Ikrarın nasıl sabit olacağı ise Buharinin Enes b. Malik'den
rivayet ettiği şu hadiste gösterilmektedir:
"Bir yahudi tarafından kafası iki
taş arasında ezilmiş halde bulunan bir cariyeye: 'Bunu sana
kim yaptı, filan mı filan mı?' diye sordular. Nihayet bir
yahudinin adı geçince başı ile 'Evet' diye işaret etti.
Bunun üzerine yahudi tutuklandı ve suçunu itiraf etti ve
Rasulullah (sav) da başının iki taş arasında ezilmesini
emretti."
*
Beyyineye gelince: Buhari Beşir b. Yesar'dan
şu olayı rivayet etmektedir:
"Ensar'dan Sehl b. Ebi Hasme denilen
bir adam ona şöyle bir haber vermiş: Kavminden bir grup
Hayber'e gittiler ve iş gereği birbirlerinden ayrıldılar.
Daha sonra arkadaşlarından birisini öldürülmüş buldular.
Bunun üzerine ölünün yakınında bulunanlara:
Arkadaşımızı öldürdünüz dediler. Onlar ise: Onu, biz
öldürmedik, katili de tanımıyoruz, dediler. Oradan
Rasulullah (sav)'a gelip karşılaştıkları olay hakkında şöyle
dediler: Ey Allah Rasülü! Biz Hayber'e gittik, bir müddet
sonra arkadaşlarımızdan birisini öldürülmüş olarak
bulduk. Bu esnada Allah Rasülü (sav), yaşça büyüklerinin
konuşması için konuşanlara uyarıda bulundu sonra da onlara:
Onu kimin öldürdüğü hakkında bana beyyine getirebilir
misiniz? dedi. Onlar: Bizim beyyinemiz yoktur, dediler.

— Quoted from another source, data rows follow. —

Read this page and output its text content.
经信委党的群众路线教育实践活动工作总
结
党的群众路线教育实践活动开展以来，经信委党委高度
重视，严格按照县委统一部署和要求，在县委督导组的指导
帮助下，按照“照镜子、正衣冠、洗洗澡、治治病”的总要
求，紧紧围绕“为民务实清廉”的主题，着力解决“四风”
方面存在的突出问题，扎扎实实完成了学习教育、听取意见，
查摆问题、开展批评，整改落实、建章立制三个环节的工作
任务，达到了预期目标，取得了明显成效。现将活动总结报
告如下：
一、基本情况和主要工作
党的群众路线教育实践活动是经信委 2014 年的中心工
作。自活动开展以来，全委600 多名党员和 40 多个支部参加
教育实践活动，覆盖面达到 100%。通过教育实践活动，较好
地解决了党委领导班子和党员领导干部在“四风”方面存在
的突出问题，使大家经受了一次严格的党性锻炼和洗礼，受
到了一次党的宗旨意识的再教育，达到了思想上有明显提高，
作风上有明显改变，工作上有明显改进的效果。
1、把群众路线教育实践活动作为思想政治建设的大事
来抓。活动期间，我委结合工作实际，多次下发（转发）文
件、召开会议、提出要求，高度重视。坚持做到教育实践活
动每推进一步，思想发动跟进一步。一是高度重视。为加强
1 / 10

Peygamber (sav): Öyleyse ora halkı (Yahudiler) yemin
ederler, deyince onlar: Bizler Yahudilerin yeminlerine razı
olmayız diyerek itiraz ettiler. Rasulullah (sav)'da
öldürülenin kanının karşılıksız kalmasını hoş
karşılamadığı için zekat develerinden yüz deve
verilmesini uygun gördü."
*
Rafi' b. Hadic'den:
"Ensar'dan bir adam Hayber'de
öldürüldü. Ardından arkadaşları Allah Rasülü (sav)'ne
gelerek durumu haber verdiler. Allah Rasülü: Arkadaşınızın
öldürüldüğüne dair iki şahidiniz var mı? dedi.

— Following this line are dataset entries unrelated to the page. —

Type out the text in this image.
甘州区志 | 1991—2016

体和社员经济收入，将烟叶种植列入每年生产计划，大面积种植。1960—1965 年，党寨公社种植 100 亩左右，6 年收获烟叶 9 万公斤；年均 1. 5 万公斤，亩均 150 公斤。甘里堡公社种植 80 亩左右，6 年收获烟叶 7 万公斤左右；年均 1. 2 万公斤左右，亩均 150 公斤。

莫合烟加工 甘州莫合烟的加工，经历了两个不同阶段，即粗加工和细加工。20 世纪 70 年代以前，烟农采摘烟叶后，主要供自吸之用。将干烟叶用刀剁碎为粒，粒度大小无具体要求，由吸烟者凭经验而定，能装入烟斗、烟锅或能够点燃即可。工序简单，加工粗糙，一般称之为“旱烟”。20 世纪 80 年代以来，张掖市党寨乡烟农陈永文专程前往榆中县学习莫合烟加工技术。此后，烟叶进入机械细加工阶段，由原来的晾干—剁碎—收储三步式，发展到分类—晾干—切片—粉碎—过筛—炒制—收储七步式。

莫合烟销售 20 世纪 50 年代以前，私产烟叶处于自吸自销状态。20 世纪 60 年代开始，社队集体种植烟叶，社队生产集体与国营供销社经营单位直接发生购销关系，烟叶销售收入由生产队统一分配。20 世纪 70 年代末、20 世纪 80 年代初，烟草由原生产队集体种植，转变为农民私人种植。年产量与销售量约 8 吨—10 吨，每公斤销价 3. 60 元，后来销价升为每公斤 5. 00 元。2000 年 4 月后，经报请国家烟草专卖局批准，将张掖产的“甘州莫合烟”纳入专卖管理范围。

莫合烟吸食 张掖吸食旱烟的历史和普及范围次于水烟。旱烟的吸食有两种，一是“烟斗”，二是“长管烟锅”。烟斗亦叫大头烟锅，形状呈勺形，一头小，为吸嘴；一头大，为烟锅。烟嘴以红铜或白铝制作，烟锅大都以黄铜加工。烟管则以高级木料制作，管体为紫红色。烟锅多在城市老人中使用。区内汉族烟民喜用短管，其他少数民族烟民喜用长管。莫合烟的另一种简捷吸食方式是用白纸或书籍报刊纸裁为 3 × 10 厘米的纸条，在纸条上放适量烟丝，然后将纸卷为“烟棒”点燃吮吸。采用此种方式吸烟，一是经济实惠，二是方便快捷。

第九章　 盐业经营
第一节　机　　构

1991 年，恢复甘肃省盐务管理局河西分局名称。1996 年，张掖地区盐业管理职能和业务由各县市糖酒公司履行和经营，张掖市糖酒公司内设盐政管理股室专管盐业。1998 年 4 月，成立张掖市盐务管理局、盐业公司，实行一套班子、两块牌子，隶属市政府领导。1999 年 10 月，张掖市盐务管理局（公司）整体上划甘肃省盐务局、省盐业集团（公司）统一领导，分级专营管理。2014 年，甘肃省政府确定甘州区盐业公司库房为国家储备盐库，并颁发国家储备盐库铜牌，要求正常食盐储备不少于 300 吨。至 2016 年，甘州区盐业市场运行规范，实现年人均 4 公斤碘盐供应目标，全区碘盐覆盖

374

Dediler ki: Ya Rasulallah! Orada Müslümanlardan bir kimse
yoktur, onlar Yahudi kimselerdir, bundan daha büyüğüne
cüret edebilirler. Allah Rasülü (sav): Onlardan yemin edecek
elli kişi seçmelerini söyledi ve sonra da kendi yanından
diyetini ödedi."
*
Amr b. Şuayb babasından ve dedesinden şunu
rivayet eder:
"Muhayyisa'nın küçük oğlu Hayber
kapısında ölü bulundu. Rasulullah (sav): Öldüren hakkında
iki şahit bul, katili sana olduğu gibi teslim edeyim,
buyurdu. Muhayyisa: Ya Rasulallah! İki şahidi nereden
bulayım? Zira onların kapıları önünde öldürüldü.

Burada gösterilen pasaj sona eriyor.